In this study we have identified the primary heparin binding site of heparinase I (EC 4.2.2.7). Chemical and proteolytic digests of heparinase I were used in direct binding and competition assays, to map the regions of heparinase I that interact specifically with heparin. We find the heparin binding site contains two Cardin-Weintraub heparin binding consensus sequences and a calcium co-ordination consensus motif. We show that heparin binding to heparinase I is independent of calcium (Kd of 60 nm) and that calcium is able to activate heparinase I catalytically. We find that sulfhydryl selective labeling of cysteine 135 of heparinase I protects the lysines of the heparin binding sequence from proteolytic cleavage, suggesting the close proximity of the heparin binding site to the active site. Site-directed mutagenesis of H203A (contained in the heparin binding site) inactivated heparinase I; however, a H203D mutant retained marginal activity, indicating a role for this residue in catalysis. The above results taken together suggest that histidine 203 (hence the heparin binding site) is immediately adjacent to the scissile bond. We propose that the heparin binding site and active site are in close proximity to each other and that the calcium coordination motif, contained in the heparin binding site, may bridge heparin to heparinase I through calcium in a ternary complex during catalysis.
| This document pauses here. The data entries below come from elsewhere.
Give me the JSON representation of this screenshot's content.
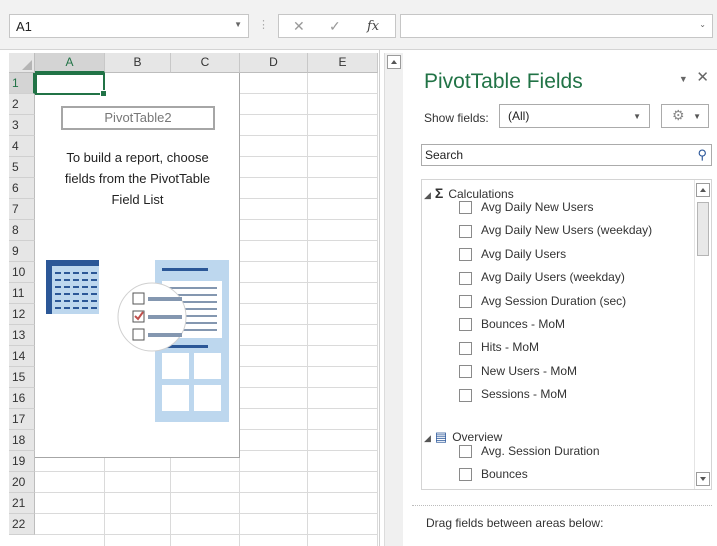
{
  "formula_bar": {
    "name_box": "A1",
    "fx_label": "fx",
    "cancel_glyph": "✕",
    "enter_glyph": "✓",
    "formula_value": ""
  },
  "sheet": {
    "columns": [
      "A",
      "B",
      "C",
      "D",
      "E"
    ],
    "rows": [
      "1",
      "2",
      "3",
      "4",
      "5",
      "6",
      "7",
      "8",
      "9",
      "10",
      "11",
      "12",
      "13",
      "14",
      "15",
      "16",
      "17",
      "18",
      "19",
      "20",
      "21",
      "22"
    ],
    "active_cell": "A1",
    "pivot_name": "PivotTable2",
    "pivot_instruction": [
      "To build a report, choose",
      "fields from the PivotTable",
      "Field List"
    ]
  },
  "panel": {
    "title": "PivotTable Fields",
    "show_fields_label": "Show fields:",
    "show_fields_value": "(All)",
    "search_placeholder": "Search",
    "groups": [
      {
        "name": "Calculations",
        "icon": "sigma-icon",
        "fields": [
          "Avg Daily New Users",
          "Avg Daily New Users (weekday)",
          "Avg Daily Users",
          "Avg Daily Users (weekday)",
          "Avg Session Duration (sec)",
          "Bounces - MoM",
          "Hits - MoM",
          "New Users - MoM",
          "Sessions - MoM"
        ]
      },
      {
        "name": "Overview",
        "icon": "table-icon",
        "fields": [
          "Avg. Session Duration",
          "Bounces"
        ]
      }
    ],
    "drag_hint": "Drag fields between areas below:"
  },
  "colors": {
    "accent": "#217346",
    "illustration_blue": "#2b5797",
    "illustration_light": "#bdd7ee",
    "check_red": "#c0504d"
  }
}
Heparinase I from Flavobacterium heparinum: the role of the cysteine residue in catalysis as probed by chemical modification and site-directed mutagenesis.

Heparinase I (heparin lyase I, EC 4.2.2.7), a heparin-degrading enzyme produced by Flavobacterium heparinum, is used to deheparinize blood following extracorporeal procedures in surgery and in other applications. The present study of mapping and characterization of the cysteines of heparinase I represents the first structural characterization of a heparinase. [3H]Iodoacetic acid labeling demonstrated that heparinase I has two free cysteines. One of the two cysteines is surface accessible and lies in a hydrophilic environment while the other is in a hydrophobic environment. Chemical modification of the cysteines, both in the presence and in the absence of heparin, suggests that the surface-accessible cysteine lies in or near the active site of heparinase I. Preferential reactivity of this cysteine with negatively charged sulfhydryl-modifying reagents and the cysteines' high reactivity to iodoacetic acid at pH 6.5 indicate that the surface-accessible cysteine is in a positively charged region. The surface-accessible cysteine (cysteine-135) was mapped as the active-site cysteine by radiolabeling with [3H]iodoacetic acid and by tryptic digestion and peptide sequencing. Site-directed mutagenesis of cysteine-135 to a serine or an alanine in r-heparinase I demonstrates that this cysteine is essential for enzymatic activity. However, replacement of the surface-inaccessible cysteine by a serine or alanine has no effect.